La vérification confiée au Juge du travail - en Italie, en cas de litige, il n'y a pas de juridictions prudhommales mais on va directement devant la section du Tribunal spécialisée en contentieux de droit social - concerne l'existence de raisons objectives et concrètement vérifiables (et non discriminatoires ou arbitraires) d'une cause raisonnable qui démontre l'atteinte irréparable à la relation fiduciaire. Si le Magistrat considère que le licenciement est injustifié, le dirigeant a droit à une indemnité spécifique appelée indemnité « supplémentaire » (« indennità supplementare »), dont le montant est compris entre un minimum et un maximum de mois de salaire et déterminé par la CCNL compétente en fonction de l’ancienneté de service (et parfois aussi de l’âge du dirigeant). Le Magistrat est souverain dans la détermination de la fourchette qu’il détermine en tenant compte de l'ancienneté de service et de toutes les circonstances entourant le licenciement.
La protection valable pour l'ensemble des salariés n'est étendue aux dirigeants que dans le cas d'un licenciement discriminatoire ou rétorsif pour lequel la réintégration sur le lieu de travail et l'indemnisation des dommages sont prévues.

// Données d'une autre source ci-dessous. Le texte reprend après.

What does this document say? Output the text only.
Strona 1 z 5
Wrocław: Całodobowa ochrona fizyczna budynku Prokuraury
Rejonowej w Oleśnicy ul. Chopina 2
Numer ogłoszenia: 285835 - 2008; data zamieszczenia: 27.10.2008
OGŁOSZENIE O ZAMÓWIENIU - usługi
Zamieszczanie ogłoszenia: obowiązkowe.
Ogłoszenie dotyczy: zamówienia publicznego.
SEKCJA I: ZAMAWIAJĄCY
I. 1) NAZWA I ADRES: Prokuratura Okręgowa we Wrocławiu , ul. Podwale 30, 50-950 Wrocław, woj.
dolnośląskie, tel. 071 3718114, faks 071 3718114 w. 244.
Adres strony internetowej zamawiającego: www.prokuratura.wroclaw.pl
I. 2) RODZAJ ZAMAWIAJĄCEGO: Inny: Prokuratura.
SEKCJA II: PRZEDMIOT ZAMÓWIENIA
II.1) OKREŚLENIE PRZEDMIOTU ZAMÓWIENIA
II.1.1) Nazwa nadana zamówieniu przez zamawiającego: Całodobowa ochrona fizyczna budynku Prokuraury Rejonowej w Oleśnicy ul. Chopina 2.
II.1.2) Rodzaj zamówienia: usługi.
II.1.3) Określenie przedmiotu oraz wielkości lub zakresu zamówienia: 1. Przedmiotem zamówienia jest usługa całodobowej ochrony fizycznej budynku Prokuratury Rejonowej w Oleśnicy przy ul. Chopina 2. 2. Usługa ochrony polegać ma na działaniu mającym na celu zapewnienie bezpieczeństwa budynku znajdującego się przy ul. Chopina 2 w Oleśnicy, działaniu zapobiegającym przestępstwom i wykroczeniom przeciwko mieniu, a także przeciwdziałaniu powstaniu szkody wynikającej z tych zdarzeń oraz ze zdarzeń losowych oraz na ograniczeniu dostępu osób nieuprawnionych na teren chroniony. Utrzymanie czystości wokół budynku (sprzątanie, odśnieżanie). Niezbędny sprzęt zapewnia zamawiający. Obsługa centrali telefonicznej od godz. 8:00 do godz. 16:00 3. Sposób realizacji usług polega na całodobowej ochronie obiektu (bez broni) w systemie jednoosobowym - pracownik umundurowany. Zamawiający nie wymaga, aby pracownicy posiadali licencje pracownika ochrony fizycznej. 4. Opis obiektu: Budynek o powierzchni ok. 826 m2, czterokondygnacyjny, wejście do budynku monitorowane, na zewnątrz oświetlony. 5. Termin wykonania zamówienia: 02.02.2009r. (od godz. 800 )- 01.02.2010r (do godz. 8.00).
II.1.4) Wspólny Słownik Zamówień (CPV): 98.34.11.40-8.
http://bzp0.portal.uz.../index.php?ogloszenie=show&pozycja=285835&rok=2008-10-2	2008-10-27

Est-il possible pour le dirigeant d'être en même temps administrateur ?

Oui, sous certaines conditions. Il faut toujours vérifier, d'une part, que le dirigeant exerce des activités professionnelles distinctes de celles relevant du mandat social et, d'autre part, que l'organe social exerce un pouvoir de gestion, de contrôle et de discipline sur le dirigeant, de sorte qu'il existe une volonté entrepreneuriale qui se forme indépendamment de celle de l'administrateur salarié.
Il est généralement prévu au niveau contractuel que la rémunération globale perçue par le dirigeant serve également à compenser les éventuelles charges sociétaires qui lui sont confiées au cours de son emploi.